Apple didn’t reveal its fiscal Q1 iPhone shipments or sales this time around. We know from its revenue of $84.3B that sales must have been significantly down year-on-year, but we’re dependant on market intelligence companies to provide estimates of the actual numbers for the holiday quarter.
We’ve previously seen estimates from Counterpoint, IDC and Strategy Analytics – and now Gartner has completed the set with the most pessimistic view of the four …
Strategy Analytics was first out of the gate, with an estimate the same day Apple reported its financials. This suggests the company was waiting the revenue figure as a sanity check for its shipment estimates, which are based on reports from sales channels.
The company put the number at 65.9M iPhones, down 15% year-on-year.
But Gartner thinks they are all too generous, reports Business Insider, putting the number at 64M. It said that although most smartphone brands saw their sales fall – Huawei a notable exception – Apple was the worst hit among the biggest players.

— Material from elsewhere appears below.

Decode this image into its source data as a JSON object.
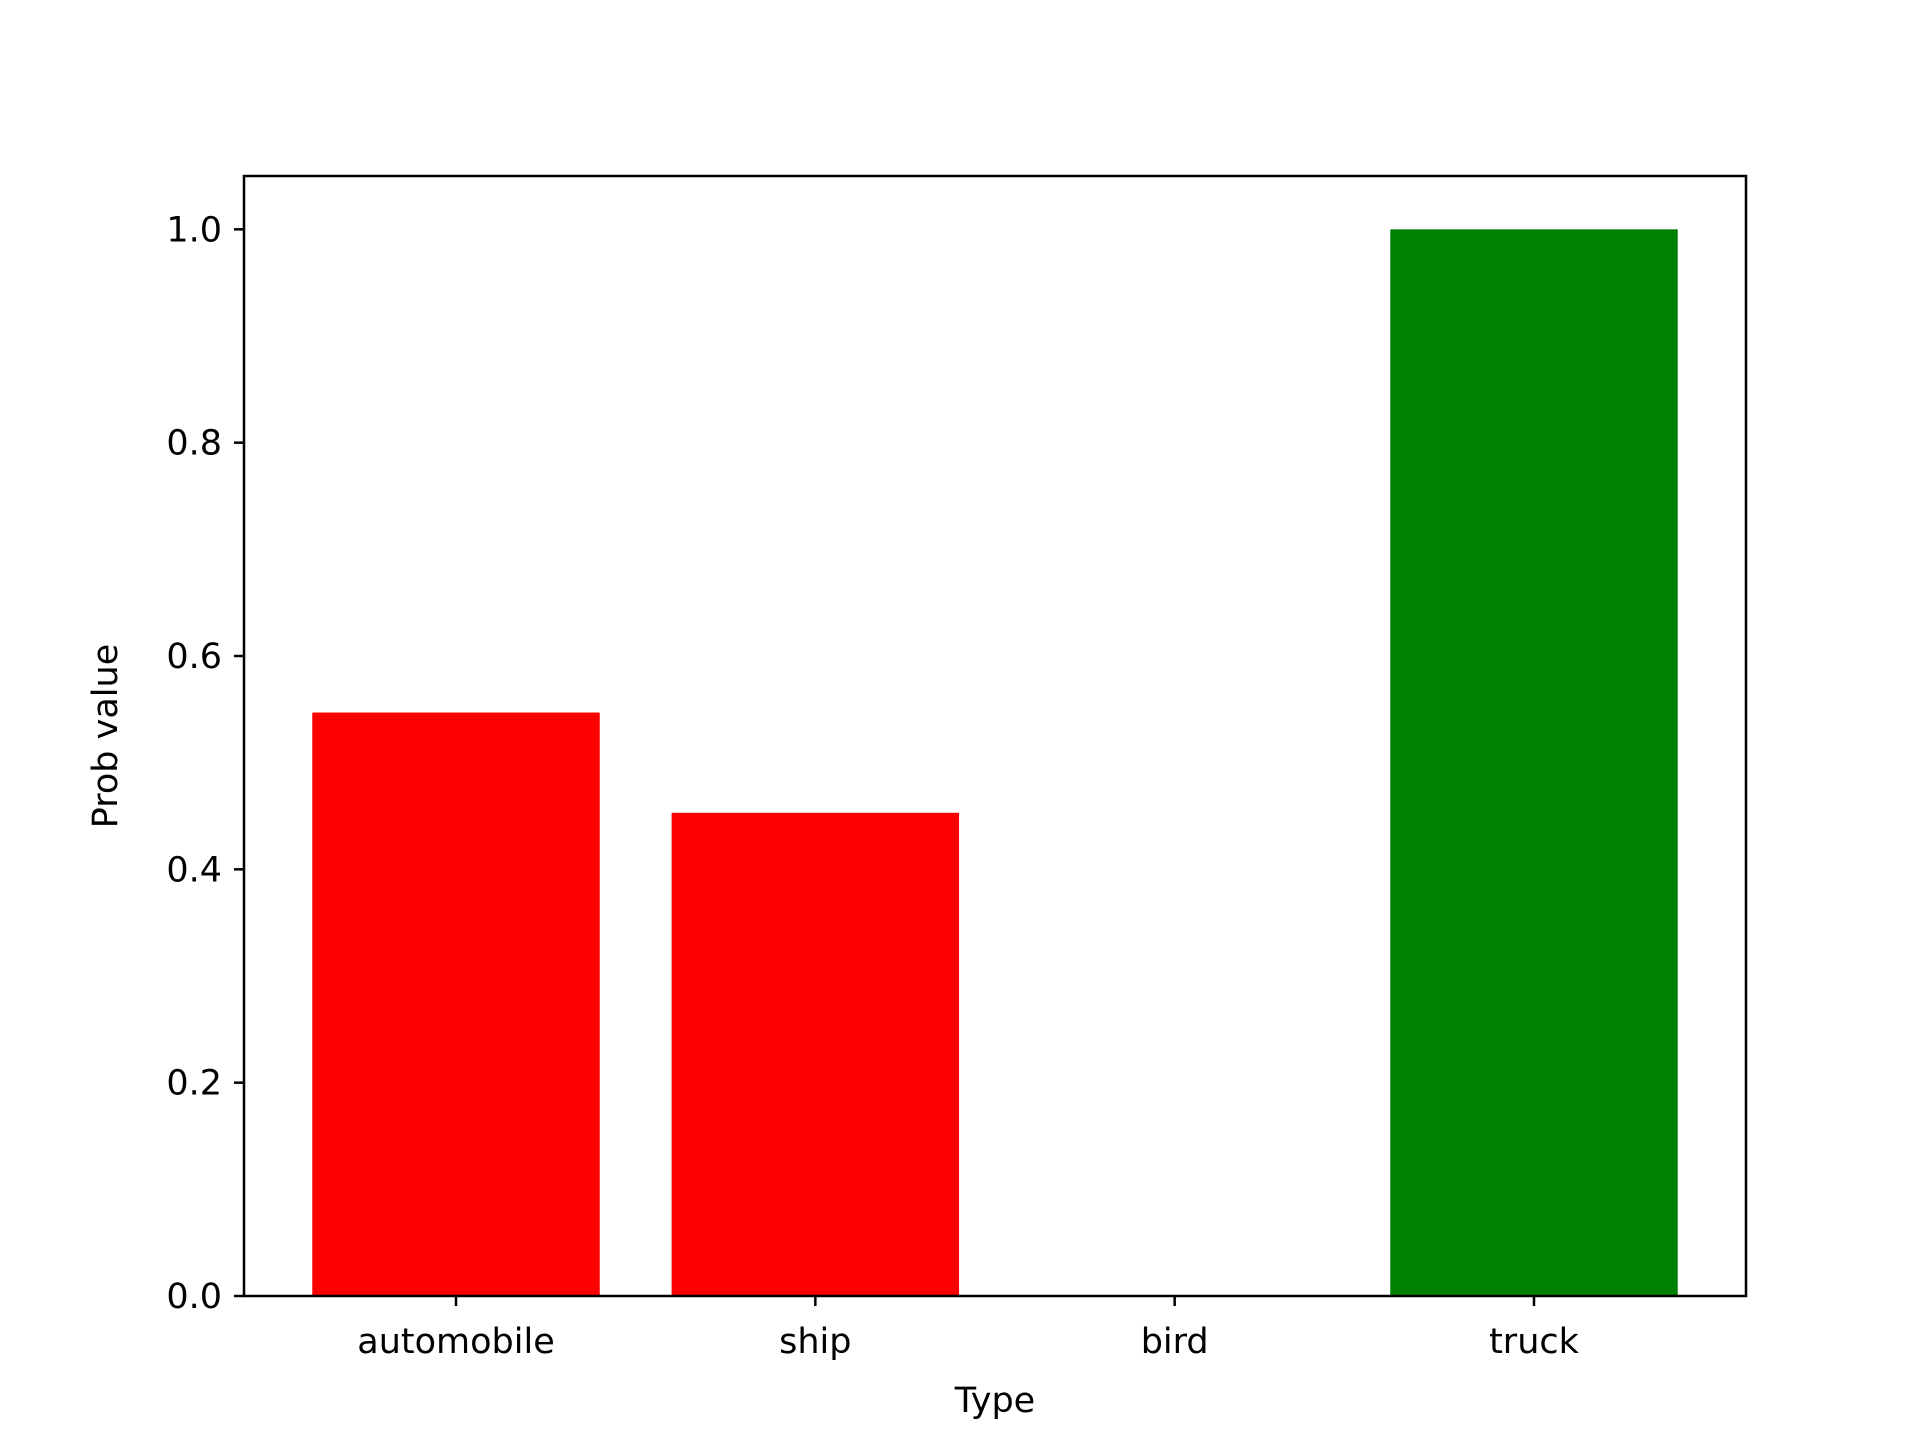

(Note: Gartner refers to the holiday quarter as calendar Q4 while others refer to it as Apple’s fiscal Q1.)
Apple sold 64 million iPhones in Q4, down from 73 million in Q4 2017. Apple now has a global market share of 16%, down from 18% in Q4 2017.

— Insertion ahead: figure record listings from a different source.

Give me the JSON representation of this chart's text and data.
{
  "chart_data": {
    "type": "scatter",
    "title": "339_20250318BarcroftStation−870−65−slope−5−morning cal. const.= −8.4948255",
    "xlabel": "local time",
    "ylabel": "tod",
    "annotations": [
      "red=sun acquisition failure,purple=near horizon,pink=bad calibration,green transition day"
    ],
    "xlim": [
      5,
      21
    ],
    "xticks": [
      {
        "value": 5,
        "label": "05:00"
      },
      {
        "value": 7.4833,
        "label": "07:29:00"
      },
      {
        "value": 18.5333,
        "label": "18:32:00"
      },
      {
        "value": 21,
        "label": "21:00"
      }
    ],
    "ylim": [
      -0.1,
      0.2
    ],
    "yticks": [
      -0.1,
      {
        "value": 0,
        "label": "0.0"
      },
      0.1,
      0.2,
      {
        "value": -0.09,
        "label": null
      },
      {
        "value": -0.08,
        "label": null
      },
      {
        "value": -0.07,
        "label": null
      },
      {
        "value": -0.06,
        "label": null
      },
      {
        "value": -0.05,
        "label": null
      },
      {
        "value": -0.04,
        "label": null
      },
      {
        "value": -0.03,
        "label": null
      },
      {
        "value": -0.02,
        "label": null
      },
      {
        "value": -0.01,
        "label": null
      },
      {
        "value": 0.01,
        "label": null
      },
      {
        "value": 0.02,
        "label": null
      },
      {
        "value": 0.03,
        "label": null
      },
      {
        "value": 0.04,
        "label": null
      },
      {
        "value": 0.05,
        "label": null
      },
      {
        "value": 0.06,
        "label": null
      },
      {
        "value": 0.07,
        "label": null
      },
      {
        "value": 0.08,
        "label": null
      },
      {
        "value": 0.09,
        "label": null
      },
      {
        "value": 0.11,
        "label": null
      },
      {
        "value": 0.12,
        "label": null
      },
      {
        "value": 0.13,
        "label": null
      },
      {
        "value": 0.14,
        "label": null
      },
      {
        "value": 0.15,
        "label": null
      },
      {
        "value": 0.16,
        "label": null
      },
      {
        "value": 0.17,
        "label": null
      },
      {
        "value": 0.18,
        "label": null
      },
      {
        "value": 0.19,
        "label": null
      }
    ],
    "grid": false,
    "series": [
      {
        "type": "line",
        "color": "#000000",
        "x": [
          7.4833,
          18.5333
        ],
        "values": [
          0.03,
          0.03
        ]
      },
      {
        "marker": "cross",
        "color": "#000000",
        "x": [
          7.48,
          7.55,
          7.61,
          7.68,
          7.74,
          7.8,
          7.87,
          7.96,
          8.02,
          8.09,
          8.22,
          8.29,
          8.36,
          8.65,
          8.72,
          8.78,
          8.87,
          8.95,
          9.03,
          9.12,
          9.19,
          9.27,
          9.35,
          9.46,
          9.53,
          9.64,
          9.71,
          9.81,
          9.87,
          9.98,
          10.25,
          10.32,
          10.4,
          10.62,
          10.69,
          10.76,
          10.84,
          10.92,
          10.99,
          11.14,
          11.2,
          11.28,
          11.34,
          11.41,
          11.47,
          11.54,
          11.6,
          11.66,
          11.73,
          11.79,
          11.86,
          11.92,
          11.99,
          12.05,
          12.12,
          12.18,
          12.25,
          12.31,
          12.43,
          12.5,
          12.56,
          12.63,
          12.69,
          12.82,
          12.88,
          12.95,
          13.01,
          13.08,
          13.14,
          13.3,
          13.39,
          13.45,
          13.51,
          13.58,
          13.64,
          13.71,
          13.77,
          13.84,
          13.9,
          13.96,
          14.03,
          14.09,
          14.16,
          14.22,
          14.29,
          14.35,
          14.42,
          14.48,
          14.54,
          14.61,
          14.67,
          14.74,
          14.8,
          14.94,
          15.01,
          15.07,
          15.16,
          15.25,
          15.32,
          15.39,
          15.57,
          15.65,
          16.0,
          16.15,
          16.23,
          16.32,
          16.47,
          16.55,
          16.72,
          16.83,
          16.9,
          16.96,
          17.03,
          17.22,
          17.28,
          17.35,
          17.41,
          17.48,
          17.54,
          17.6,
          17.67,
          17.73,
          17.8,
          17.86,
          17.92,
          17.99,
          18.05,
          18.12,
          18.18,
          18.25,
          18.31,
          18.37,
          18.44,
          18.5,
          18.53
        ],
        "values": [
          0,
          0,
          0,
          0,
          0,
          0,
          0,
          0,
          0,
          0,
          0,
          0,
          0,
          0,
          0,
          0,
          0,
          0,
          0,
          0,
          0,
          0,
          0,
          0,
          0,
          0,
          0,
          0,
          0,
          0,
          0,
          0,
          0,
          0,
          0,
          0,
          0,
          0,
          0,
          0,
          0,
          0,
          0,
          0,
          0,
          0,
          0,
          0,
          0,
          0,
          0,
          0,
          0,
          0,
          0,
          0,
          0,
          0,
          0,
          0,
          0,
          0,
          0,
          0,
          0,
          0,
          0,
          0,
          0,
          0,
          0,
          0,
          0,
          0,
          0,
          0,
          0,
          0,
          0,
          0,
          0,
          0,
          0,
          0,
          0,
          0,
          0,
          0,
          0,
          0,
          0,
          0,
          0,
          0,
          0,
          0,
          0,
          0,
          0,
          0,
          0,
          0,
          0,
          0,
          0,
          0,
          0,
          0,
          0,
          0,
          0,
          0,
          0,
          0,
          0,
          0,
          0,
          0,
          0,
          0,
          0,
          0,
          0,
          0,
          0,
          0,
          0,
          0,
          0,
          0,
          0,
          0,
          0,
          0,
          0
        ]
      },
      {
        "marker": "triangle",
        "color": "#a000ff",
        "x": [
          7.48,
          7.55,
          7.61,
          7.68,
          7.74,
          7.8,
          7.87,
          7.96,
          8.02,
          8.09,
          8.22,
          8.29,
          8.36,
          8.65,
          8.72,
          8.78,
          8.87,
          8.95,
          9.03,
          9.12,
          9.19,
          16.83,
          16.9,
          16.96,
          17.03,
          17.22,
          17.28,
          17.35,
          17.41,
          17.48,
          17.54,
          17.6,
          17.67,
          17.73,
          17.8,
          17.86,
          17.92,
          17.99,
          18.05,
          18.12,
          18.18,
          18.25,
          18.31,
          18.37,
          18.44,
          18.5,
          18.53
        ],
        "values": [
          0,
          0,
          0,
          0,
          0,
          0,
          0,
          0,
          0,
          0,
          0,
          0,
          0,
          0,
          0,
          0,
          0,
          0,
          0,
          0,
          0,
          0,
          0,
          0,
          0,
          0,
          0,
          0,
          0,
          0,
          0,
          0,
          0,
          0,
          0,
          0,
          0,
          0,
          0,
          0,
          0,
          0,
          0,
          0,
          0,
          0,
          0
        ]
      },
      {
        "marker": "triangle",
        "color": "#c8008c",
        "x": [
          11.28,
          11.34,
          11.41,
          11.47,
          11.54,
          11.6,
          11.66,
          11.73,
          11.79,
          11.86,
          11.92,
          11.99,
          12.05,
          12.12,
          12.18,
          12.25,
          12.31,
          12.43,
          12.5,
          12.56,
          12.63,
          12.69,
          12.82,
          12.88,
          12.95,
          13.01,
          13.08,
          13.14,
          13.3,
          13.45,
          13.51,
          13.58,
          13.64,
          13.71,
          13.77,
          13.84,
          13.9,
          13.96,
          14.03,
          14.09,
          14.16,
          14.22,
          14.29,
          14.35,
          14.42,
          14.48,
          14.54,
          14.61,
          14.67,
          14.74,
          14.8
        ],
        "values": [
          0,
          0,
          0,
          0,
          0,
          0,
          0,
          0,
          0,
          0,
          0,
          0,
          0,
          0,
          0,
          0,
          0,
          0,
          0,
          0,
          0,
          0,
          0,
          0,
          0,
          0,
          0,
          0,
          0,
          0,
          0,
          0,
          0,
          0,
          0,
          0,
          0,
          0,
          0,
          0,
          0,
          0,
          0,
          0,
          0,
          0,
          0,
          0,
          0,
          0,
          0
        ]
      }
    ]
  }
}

China was mostly to blame, with Apple’s market share there slipping to 9%.
Samsung saw a slight sales slowdown, and has a market share of just over 17%, down from 18% in 2017.

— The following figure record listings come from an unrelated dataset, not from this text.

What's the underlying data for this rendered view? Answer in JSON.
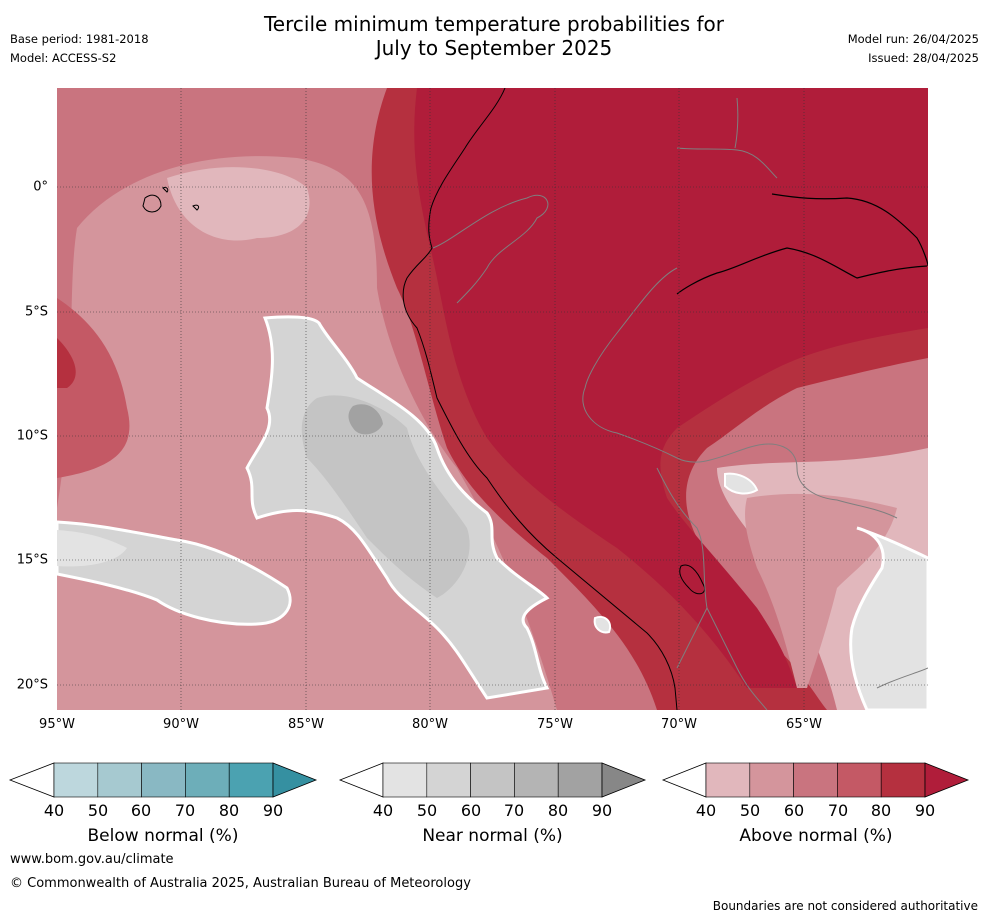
{
  "header": {
    "base_period": "Base period: 1981-2018",
    "model": "Model: ACCESS-S2",
    "title_line1": "Tercile minimum temperature probabilities for",
    "title_line2": "July to September 2025",
    "model_run": "Model run: 26/04/2025",
    "issued": "Issued: 28/04/2025"
  },
  "map": {
    "lon_ticks": [
      "95°W",
      "90°W",
      "85°W",
      "80°W",
      "75°W",
      "70°W",
      "65°W"
    ],
    "lat_ticks": [
      "0°",
      "5°S",
      "10°S",
      "15°S",
      "20°S"
    ],
    "grid": true
  },
  "colorbars": [
    {
      "name": "below",
      "label": "Below normal (%)",
      "ticks": [
        "40",
        "50",
        "60",
        "70",
        "80",
        "90"
      ],
      "colors": [
        "#ffffff",
        "#bdd7dd",
        "#a6c9d0",
        "#89b8c3",
        "#6daeb9",
        "#4ba2b1",
        "#3590a1"
      ]
    },
    {
      "name": "near",
      "label": "Near normal (%)",
      "ticks": [
        "40",
        "50",
        "60",
        "70",
        "80",
        "90"
      ],
      "colors": [
        "#ffffff",
        "#e3e3e3",
        "#d4d4d4",
        "#c4c4c4",
        "#b4b4b4",
        "#a2a2a2",
        "#878787"
      ]
    },
    {
      "name": "above",
      "label": "Above normal (%)",
      "ticks": [
        "40",
        "50",
        "60",
        "70",
        "80",
        "90"
      ],
      "colors": [
        "#ffffff",
        "#e1b7bc",
        "#d4959c",
        "#c9747f",
        "#c45965",
        "#b5303f",
        "#b01d3a"
      ]
    }
  ],
  "footer": {
    "website": "www.bom.gov.au/climate",
    "copyright": "© Commonwealth of Australia 2025, Australian Bureau of Meteorology",
    "disclaimer": "Boundaries are not considered authoritative"
  }
}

Huawei sold 60 million phones in the fourth quarter, up from 44 million in Q4 2017. Huawei now accounts for 11% of the global smartphone market.
The challenge for Apple, says Gartner analyst Anshul Gupta, is that it is relying primarily on existing customers upgrading phones, and isn’t doing enough to bring first-time buyers into the iPhone world.
Apple and Samsung mostly appeal to “replacement buyers” — people who already have an iPhone or Samsung smartphone and are going to upgrade.
Up-and-coming Chinese players appeal to first-time smartphone buyers in emerging markets like China, India, and Latin America because they offer a broader range of phones that are considerably cheaper than an iPhone.
Gupta says it’s unlikely that Apple will release a substantially cheaper iPhone just to appeal to budget-conscious consumers. “They have always tried to focus on the value share, rather than the market share,” he said.
Apple relies on older models to provide a more affordable entry-point – but that doesn’t work in markets like China, where buyers like to have the latest tech. Chinese companies, in contrast, offer new models at all price levels.
Huawei […] manages to appeal to both high-end consumers with its P series and budget-conscious buyers with the Honor brand.
“Huawei is capitalising on all these market trends in the best possible way,” said Gupta. “They have really worked hard in the last three or four years to raise their brand visibility. They are respectable in the European market.”
IDC data on the Chinese market specifically suggest that iPhone sales fell twice as fast as the smartphone market as a whole during the holiday quarter.